How the hierarchical status of dogs is formed
Dominance in dogs it’s not such a simple and unambiguous thing as it might seem at first glance. For example, if we are dealing with nonlinearhierarchy (and it is built up in most groups of social animals, including dogs), sometimes it is very difficult to determine the hierarchical status of each member of the pack, because it, moreover, can change.
What affects hierarchical status?
- Age. Scientists have come to the conclusion that a stable hierarchy is formed with the onset of puberty. After all, before this period animals grow, which means that their behavior and they themselves are changing.
- Resource Importance. The motivation for competing for different resources is different for different dogs. And therefore, the hierarchical order can also change. The history of the relationship is also important: the dogs living together remember perfectly for whom which resource is of great importance and who will compete more actively for what. So, you can decide whether the game is worth the candle or is it easier to give way to a lower-ranking member of the flock who desperately wants the toy. As a result, for each resource the hierarchy can be different.
- Role allocation and alliances. For example, there is a concept that there is a “leader” in the pack and there is a “leader”, and these are different roles. The leader is responsible for maintaining discipline, and the leader is responsible for finding solutions, since it is he who has the necessary experience. Animals that come together to form an alliance can win more often than they would if they competed individually with others.There are also adjutants who feel safe, being inside the individual distance of the dominant, where competitors with a higher rank cannot stick.
- Situation. For example, there is such a thing as inversion of dominance - situational dominance in the context of sexual or parental behavior. No one will risk competing with a mother with cubs, even if this mother in ordinary life has a low rank. Indeed, during the rearing of young, the mother becomes more aggressive and more persistent due to changes in the hormonal background. And contacting her is more expensive.
Does the order depend on hierarchical status?

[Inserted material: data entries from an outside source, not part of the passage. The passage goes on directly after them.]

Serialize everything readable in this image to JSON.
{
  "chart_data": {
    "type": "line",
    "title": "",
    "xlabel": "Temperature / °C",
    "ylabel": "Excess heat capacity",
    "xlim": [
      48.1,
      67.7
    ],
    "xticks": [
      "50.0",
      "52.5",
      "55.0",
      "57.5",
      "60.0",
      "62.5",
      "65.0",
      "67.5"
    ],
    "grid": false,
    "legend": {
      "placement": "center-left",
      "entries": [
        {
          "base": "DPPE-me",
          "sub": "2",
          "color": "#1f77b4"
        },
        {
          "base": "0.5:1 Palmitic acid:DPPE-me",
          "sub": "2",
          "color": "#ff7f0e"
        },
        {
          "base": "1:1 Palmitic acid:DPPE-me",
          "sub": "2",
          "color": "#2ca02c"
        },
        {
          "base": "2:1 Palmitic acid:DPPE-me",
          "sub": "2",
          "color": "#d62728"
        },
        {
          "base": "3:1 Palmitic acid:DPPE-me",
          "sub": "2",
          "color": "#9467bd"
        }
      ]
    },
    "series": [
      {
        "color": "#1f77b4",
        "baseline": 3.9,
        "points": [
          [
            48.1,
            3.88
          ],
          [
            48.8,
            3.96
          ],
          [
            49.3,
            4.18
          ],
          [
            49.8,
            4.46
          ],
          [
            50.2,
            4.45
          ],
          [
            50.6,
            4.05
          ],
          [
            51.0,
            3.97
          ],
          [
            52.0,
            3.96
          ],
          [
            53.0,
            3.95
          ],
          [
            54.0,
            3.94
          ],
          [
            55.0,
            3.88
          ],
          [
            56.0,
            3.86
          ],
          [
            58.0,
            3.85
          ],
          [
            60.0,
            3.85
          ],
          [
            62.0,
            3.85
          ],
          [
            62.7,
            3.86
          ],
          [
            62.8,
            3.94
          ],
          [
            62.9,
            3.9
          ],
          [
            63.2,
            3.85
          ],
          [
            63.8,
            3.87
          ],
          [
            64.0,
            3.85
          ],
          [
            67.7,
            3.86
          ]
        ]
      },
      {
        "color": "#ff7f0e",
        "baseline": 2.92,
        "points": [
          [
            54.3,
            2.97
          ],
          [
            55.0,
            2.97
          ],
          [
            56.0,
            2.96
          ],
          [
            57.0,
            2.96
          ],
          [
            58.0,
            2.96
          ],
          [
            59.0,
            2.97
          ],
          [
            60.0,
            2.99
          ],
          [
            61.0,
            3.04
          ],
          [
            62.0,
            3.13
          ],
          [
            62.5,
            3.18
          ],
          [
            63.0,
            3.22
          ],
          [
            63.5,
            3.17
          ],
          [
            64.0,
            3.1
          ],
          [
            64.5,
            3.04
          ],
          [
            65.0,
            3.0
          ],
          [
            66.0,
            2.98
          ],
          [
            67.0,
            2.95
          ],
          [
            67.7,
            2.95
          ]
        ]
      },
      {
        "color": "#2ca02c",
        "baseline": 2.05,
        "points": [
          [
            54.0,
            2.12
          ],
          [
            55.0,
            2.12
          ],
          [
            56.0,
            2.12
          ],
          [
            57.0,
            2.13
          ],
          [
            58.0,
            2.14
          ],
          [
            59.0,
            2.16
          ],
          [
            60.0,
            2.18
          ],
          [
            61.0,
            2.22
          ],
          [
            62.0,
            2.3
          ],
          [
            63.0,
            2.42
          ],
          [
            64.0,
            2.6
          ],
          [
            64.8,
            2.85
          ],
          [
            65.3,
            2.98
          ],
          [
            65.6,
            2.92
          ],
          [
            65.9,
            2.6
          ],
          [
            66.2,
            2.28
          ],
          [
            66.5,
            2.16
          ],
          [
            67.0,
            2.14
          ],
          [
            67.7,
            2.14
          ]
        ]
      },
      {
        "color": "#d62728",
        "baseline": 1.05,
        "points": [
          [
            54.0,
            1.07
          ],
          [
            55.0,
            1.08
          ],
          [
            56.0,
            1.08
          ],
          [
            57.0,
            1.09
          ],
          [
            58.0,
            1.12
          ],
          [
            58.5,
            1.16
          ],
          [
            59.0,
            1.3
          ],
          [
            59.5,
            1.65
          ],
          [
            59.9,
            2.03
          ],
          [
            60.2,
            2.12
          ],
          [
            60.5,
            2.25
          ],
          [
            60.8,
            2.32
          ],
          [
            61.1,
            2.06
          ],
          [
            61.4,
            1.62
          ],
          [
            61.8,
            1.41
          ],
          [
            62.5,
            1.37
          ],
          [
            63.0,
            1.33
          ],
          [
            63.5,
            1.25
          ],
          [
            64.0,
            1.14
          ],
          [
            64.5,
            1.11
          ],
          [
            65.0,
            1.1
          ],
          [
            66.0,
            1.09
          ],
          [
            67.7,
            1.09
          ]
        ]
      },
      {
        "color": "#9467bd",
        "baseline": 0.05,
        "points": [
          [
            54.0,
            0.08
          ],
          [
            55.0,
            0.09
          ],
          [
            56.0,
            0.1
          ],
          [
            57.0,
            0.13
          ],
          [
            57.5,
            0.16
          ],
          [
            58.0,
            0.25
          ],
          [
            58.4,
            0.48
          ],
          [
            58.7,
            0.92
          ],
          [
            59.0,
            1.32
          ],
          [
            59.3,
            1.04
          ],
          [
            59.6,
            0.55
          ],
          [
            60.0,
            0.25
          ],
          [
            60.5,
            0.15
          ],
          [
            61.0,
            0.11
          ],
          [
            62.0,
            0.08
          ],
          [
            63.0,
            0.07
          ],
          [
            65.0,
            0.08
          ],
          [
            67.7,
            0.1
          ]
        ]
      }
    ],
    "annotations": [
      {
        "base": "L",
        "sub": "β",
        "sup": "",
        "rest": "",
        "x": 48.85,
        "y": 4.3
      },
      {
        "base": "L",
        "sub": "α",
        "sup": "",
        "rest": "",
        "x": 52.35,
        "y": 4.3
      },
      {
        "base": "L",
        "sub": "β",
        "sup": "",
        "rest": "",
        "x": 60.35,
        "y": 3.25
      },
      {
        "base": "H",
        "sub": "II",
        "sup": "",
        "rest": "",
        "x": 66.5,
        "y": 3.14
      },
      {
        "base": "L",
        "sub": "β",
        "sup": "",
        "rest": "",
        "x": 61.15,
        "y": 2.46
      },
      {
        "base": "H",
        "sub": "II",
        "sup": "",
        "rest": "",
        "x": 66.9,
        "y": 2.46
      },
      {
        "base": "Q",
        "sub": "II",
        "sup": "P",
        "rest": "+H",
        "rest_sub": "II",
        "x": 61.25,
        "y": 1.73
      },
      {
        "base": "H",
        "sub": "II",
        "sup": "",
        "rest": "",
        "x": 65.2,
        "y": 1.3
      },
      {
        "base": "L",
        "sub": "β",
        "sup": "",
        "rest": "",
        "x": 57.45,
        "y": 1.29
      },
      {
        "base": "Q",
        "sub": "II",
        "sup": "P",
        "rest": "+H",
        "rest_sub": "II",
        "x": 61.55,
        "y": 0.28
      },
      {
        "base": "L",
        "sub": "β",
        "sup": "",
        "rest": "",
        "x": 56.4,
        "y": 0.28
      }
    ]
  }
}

The answer to this question: no, most often it does not. For example, in predators, when moving a group, hierarchical status has little effect on the order of movement. Yes, in a critical situation, animals with a higher rank can go ahead, but in a normal situation this does not matter much, and very often low-ranking animals rush ahead. And, for example, when there is a group of wolves, curious adolescents most often break ahead.
So, for example, such a burning question for many dog owners, who should be the first to go through the door, you or the dog, has absolutely nothing to do with hierarchical status and “domination”.
How does hierarchical status affect food competition?
Competition for food depends on the size of the group and limited resources, as well as on the type of food. For example, if wolves are kept in captivity and limited in food, competition will be much higher than in natural conditions, where they, even with a decrease in the number of moose or deer, can mouse, that is, find another source of food.Moreover, even if there is competition for large pieces of prey, then there may not be any competition for mice.
Another important thing is the taboo on the area around the mouth of the wolves. For example, if an animal, albeit with the lowest rank, has caught, say, a bird or the same mouse, it can easily pass by the leader, holding it in its mouth, and even the most notorious dominant will not encroach on this piece.
However, if an animal with a lower rank grabbed a large piece that does not fit in its mouth and gnaws it while lying down, then a higher-ranking individual may well try to take possession of this prey.
And in this sense, dogs look like wolves.
That is, if the dog grabbed a stinky piece of muck on the street and you try to get it from her mouth, and she snaps, it has nothing to do with dominance. It is only a matter of training, no more, but no less.